On a recent visit to Deià I went to the parish church cemetery there.
There may be lots else to do in Deià, but I had a particular fancy to find the grave of Robert Graves. It took me a while though, which was probably my own mistake as I was looking for a proper grave, and what I eventually found was a large, crude, ceramic slab on the ground. I was somewhat disappointed about the poor and sparse, almost pathetically provisional appearance, but one can only assume that perhaps this was what the man himself might have wished for.
This eccentric British writer and poet of some 140 books who had made Mallorca his home on and off for over 46 years was born in Wimbledon in 1895. As you all may know he died in Deià in 1985, aged 90. Two of his sons still live there to this day. You might see one, or the other one, in the local Deià market, or else in Palma, perhaps at the Literanta bookshop.
It took me even longer to find Beryl Hodge’s resting place. Graves’ second wife died in 2003. She does not appear to have been given a proper grave in Deià; all that I found was a wall plaque, again very sedate.
Robert Graves had come to Mallorca and the village of Deià with fellow poet Laura Riding, in October 1929, having just separated from his first wife, Nancy Nicholson. Here in Deià, Graves built a house, Ca n’Alluny, and established himself as a full time writer for the first time in his life. For his simple lifestyle, he was soon labeled as the 20th century’s first Robinson Crusoe poet. With the hostilities of the Spanish Civil War in 1936 however, Robert and Laura were obliged to abandon Mallorca and move back to London after only seven years. With Europe in ruins and his beloved son David just deceased and also with a severe dissatisfaction with England, Graves and his second wife, Beryl Hodge, as well as their three remaining children, returned to Mallorca and Deià again. In 1946, they were able to return to Graves’s house and they resided there until his death in 1985.
Ca n’Alluny, Robert Graves’ house in Deià, has been turned into a museum which opened earlier this year. You may have no desire to go to the cemetery in Deià, but you may enjoy a trip to a great writer’s erstwhile home. Not quite like Ernest Hemingway’s country retreat outside La Habana, but then Hems never was into the sparse lifestyle of Robinson Crusoe either. And whilst Graves liked his vino tinto, there is no evidence that he would have been heavily into Mojitos or even Daiquiries.
The Robert Graves museum is closed on Monday, but open from Tuesday to Saturday 10.00 h – 17.00 h and Sunday 10.00 h – 15.00 h.
It seems perhaps that Robert Graves is more venerated amongst his British audience for his novels and biographical books. ‘I, Claudius’, ‘Good-bye to All That’, ‘Wife to Mr.
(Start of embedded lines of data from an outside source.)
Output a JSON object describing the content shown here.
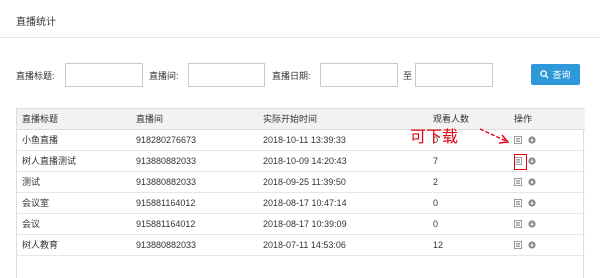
{
  "page": {
    "title": "直播统计"
  },
  "filters": {
    "title_label": "直播标题:",
    "title_value": "",
    "room_label": "直播间:",
    "room_value": "",
    "date_label": "直播日期:",
    "date_from": "",
    "date_sep": "至",
    "date_to": ""
  },
  "search_button": {
    "label": "查询",
    "icon": "search-icon"
  },
  "table": {
    "headers": [
      "直播标题",
      "直播间",
      "实际开始时间",
      "观看人数",
      "操作"
    ],
    "rows": [
      {
        "title": "小鱼直播",
        "room": "918280276673",
        "start": "2018-10-11 13:39:33",
        "viewers": "0"
      },
      {
        "title": "树人直播测试",
        "room": "913880882033",
        "start": "2018-10-09 14:20:43",
        "viewers": "7"
      },
      {
        "title": "测试",
        "room": "913880882033",
        "start": "2018-09-25 11:39:50",
        "viewers": "2"
      },
      {
        "title": "会议室",
        "room": "915881164012",
        "start": "2018-08-17 10:47:14",
        "viewers": "0"
      },
      {
        "title": "会议",
        "room": "915881164012",
        "start": "2018-08-17 10:39:09",
        "viewers": "0"
      },
      {
        "title": "树人教育",
        "room": "913880882033",
        "start": "2018-07-11 14:53:06",
        "viewers": "12"
      }
    ],
    "op_icons": [
      "detail-icon",
      "download-icon"
    ]
  },
  "annotation": {
    "text": "可下载",
    "color": "#e60012"
  },
  "colors": {
    "accent": "#2f98d8",
    "annotation": "#e60012"
  }
}
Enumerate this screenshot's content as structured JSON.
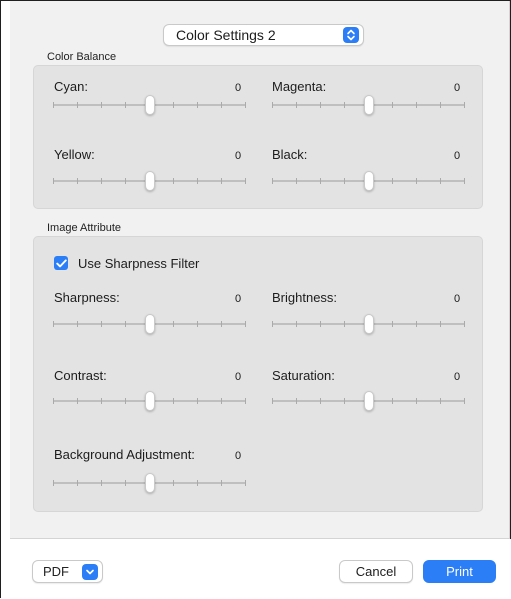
{
  "popup": {
    "label": "Color Settings 2",
    "icon": "chevron-up-down-icon"
  },
  "color_balance": {
    "title": "Color Balance",
    "sliders": [
      {
        "label": "Cyan:",
        "value": "0"
      },
      {
        "label": "Magenta:",
        "value": "0"
      },
      {
        "label": "Yellow:",
        "value": "0"
      },
      {
        "label": "Black:",
        "value": "0"
      }
    ]
  },
  "image_attribute": {
    "title": "Image Attribute",
    "sharpness_filter": {
      "label": "Use Sharpness Filter",
      "checked": true
    },
    "sliders": [
      {
        "label": "Sharpness:",
        "value": "0"
      },
      {
        "label": "Brightness:",
        "value": "0"
      },
      {
        "label": "Contrast:",
        "value": "0"
      },
      {
        "label": "Saturation:",
        "value": "0"
      },
      {
        "label": "Background Adjustment:",
        "value": "0"
      }
    ]
  },
  "footer": {
    "pdf_label": "PDF",
    "cancel_label": "Cancel",
    "print_label": "Print"
  },
  "colors": {
    "accent": "#2b7ef5",
    "panel": "#f1f1f1",
    "group": "#e3e3e3"
  }
}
Wilton’ and ‘The Golden Fleece’ are amongst his most successful fictional works, often with a historical setting. In Spain however, Graves seems more applauded for his poetry.
Spain is a country whose citizens have a deep nurturing of poetry and of contemporary verse at that, which to me seems almost unequalled amongst other European nations.
If your command of the Spanish lingo is up to it, why not try the small volume of ‘Poemas’, with 66 poems by the Maestro. Published by Pre-Textos, 30 €. Poems are printed here in their original English version, with a competent Spanish translation en-face on the opposite page. A meaningful way of helping your language skills along, in case you live in a Spanish speaking country. And in case your Spanish fails you, ‘Between Moon and Moon’, in English, is a book of some very readable selected correspondence, covering the years between 1946 and 1972.
“Mallorca is paradise – if you can stand it”, Gertrude Stein reportedly told a young Robert Graves during an interview.
Well, we are told that the ‘I, Claudius’ author did like his paradisiacal retreat from the world, and if you visit Ca n’Alluny, you might glimpse why, for yourself.